We went and we tied up—a whole white smelly mountain of them; but I didn't care, for Sam showed me his day-book, and in just one week his balance had shot up like the beautiful pink pie-plant in my garden. A great big entry was from my beets that he had thinned and sold without waiting for me.
"I'll give you a check when they are all sold, Betty," he said, in a business-like way, and something in me made me glory in him and my beets. "And isn't old Pete hitting the agricultural pace in fine style?" he asked, as we walked out into my garden between the rows of my blush peonies which had been grateful for the bone meal, and had bloomed, though everybody who had given me the clumps had warned me that they wouldn't flower until the second season.
"But isn't he going to write, too, Sam?" I asked, a trifle uneasily. "Now, you know, Sam, if somebody had kept Keats alive as a perfectly good lawyer or bank clerk—or farmer—he wouldn't have been half as much to the world as he is as a sadly dead poet. Now, would he?"
"Well, Pete will know all about the vegetable kingdom before he makes entry into the heavenly one, and we'll see what he reports when the time comes. Just come over and look at the wheat in my north field." Sam answered my anxiety so easily that I let it slip from my shoulders as I went with him to sit on a rail fence on the edge of a gray-green ocean of future food and be perfectly happy. "It'll fill dinner-pails and give babies mother's milk," said Sam, as he sat beside me and smoldered out over his crop. "The Commissioner of Agriculture was out here five times last week, and a complete report on the whole place goes in to the Food Commission in Washington. Pretty good for a less-than-two-year-old farmer, eh, Bettykin?" And Sam tipped the rail enough to make me sure I was falling before he caught me.
I didn't answer—I just clung, but Sam understood and roughed my hair into my misty eyes and lifted me off the fence.

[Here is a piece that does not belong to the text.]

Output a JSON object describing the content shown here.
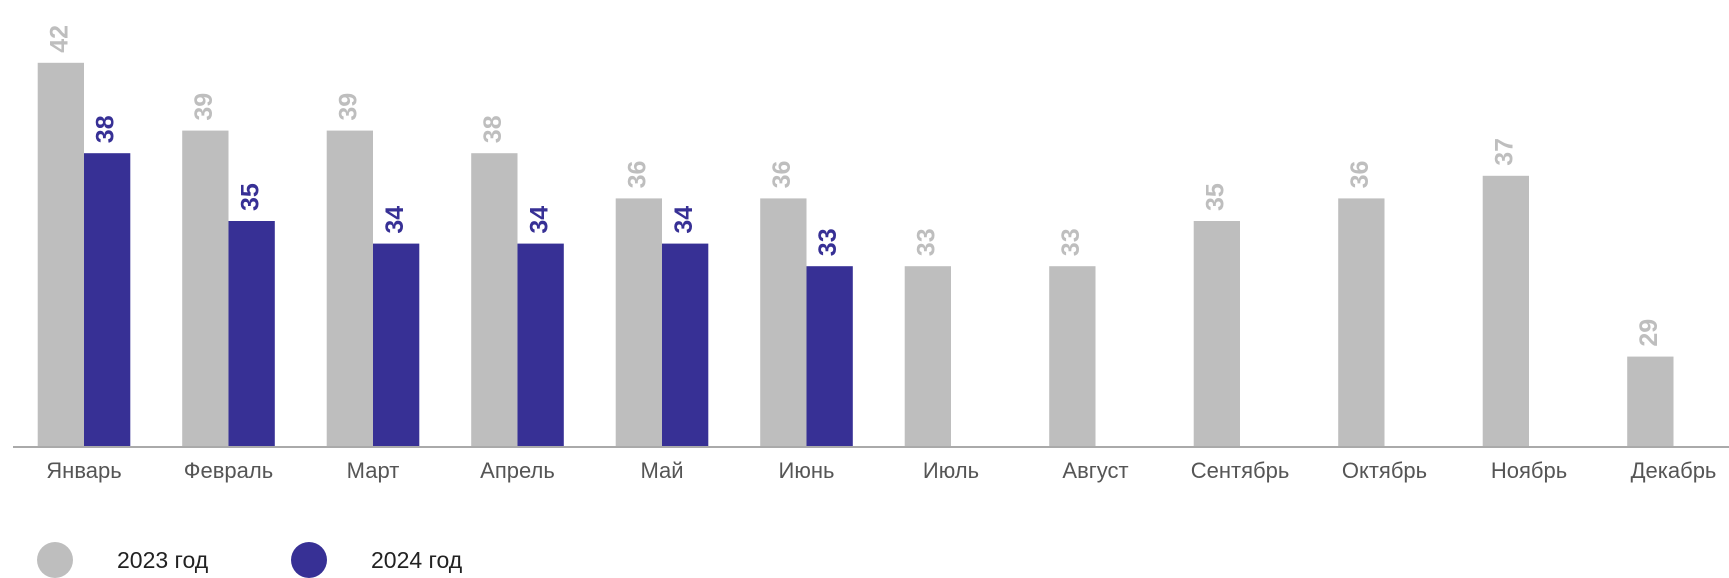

Daddy got me two copies of that Agricultural Commissioner's report, and I sent one to Judge Vandyne and pasted the other in the front of Grandmother Nelson's book. Little did I know that simple action of pride in Sam would bring such results to Samuel Foster Crittenden and to Tennessee, and even to perhaps the third and fourth generation, or maybe—
Daddy says that when a man owns a bottom field, a hillside, and a creek in the Harpeth Valley all he has to do is to go out and swing his hoe around his head a few times and he'll have a living before he is ready to harvest it. I don't know about that, and I do know that since I came home in early April Sam has worked like two men, and maybe more. But his harvests certainly amazed even the oldest inhabitants, who had sat around at the cross-roads grocery and spat tobacco-juice at the idea of his farming by government books, with no experience. They came to sit on the rail fences around his fields and to spit out of the other side of their mouths before the end of July, and I never went out to marvel, myself, that I didn't step on that Commissioner of Agriculture, who couldn't seem to keep away more than a few hours at a time.

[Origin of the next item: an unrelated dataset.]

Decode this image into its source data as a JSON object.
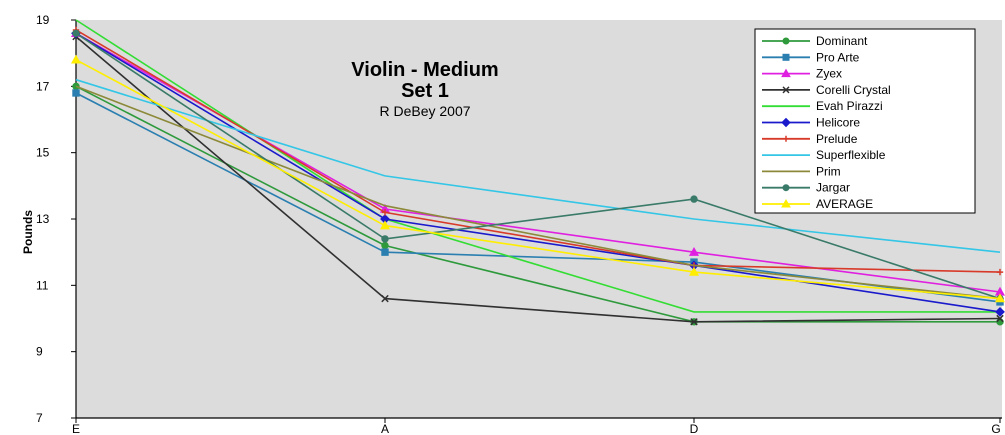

As things grew and bloomed and burst and flowered and seeded, Sam went calmly on his way of work with the crops from dawn to dark, and Peter did likewise. I never saw anything like his friendly pride in every successful test of Sam's work. And his own fat was getting packed on him at a rate that beat the record-breaking red pig down in the long, clean pens that Sam maintained in the condition of a sanitary detention hospital. Also Peter never mentioned the play, I never mentioned it, and Sam appeared to have completely forgotten it.
I didn't quite like for Sam to forget Peter's play like that, and I liked it less when I heard Julia say that she thought it was so fortunate that Sam had cured Peter of being a poet, so he could go into his father's office to learn to take care of his great fortune. Peter likes Julia so much that I think she ought to have appreciated the great thing in him more than she did. When the copy of the Review, with Peter's poem on the Ultimate, came, he read the whole poem to her while she embroidered an initial in the corner of a handkerchief for him. The next day she told me that she couldn't understand a word about it, and that it made Pink mad because she wouldn't tell him what to say to Peter about it. Pink has grown fond of Peter, but he wouldn't try to read the poem after the third stanza. But Peter went on back to help with the rye crop, knowing nothing of all that.
Of course, I had all the confidence that there is in the world in Sam, but I, about the first week in July, again began to feel responsible to the world for Peter's play; and I might have made the awful blunder of remonstrating with Peter or Sam or both of them if I hadn't got into so much trouble with Edith and Tolly.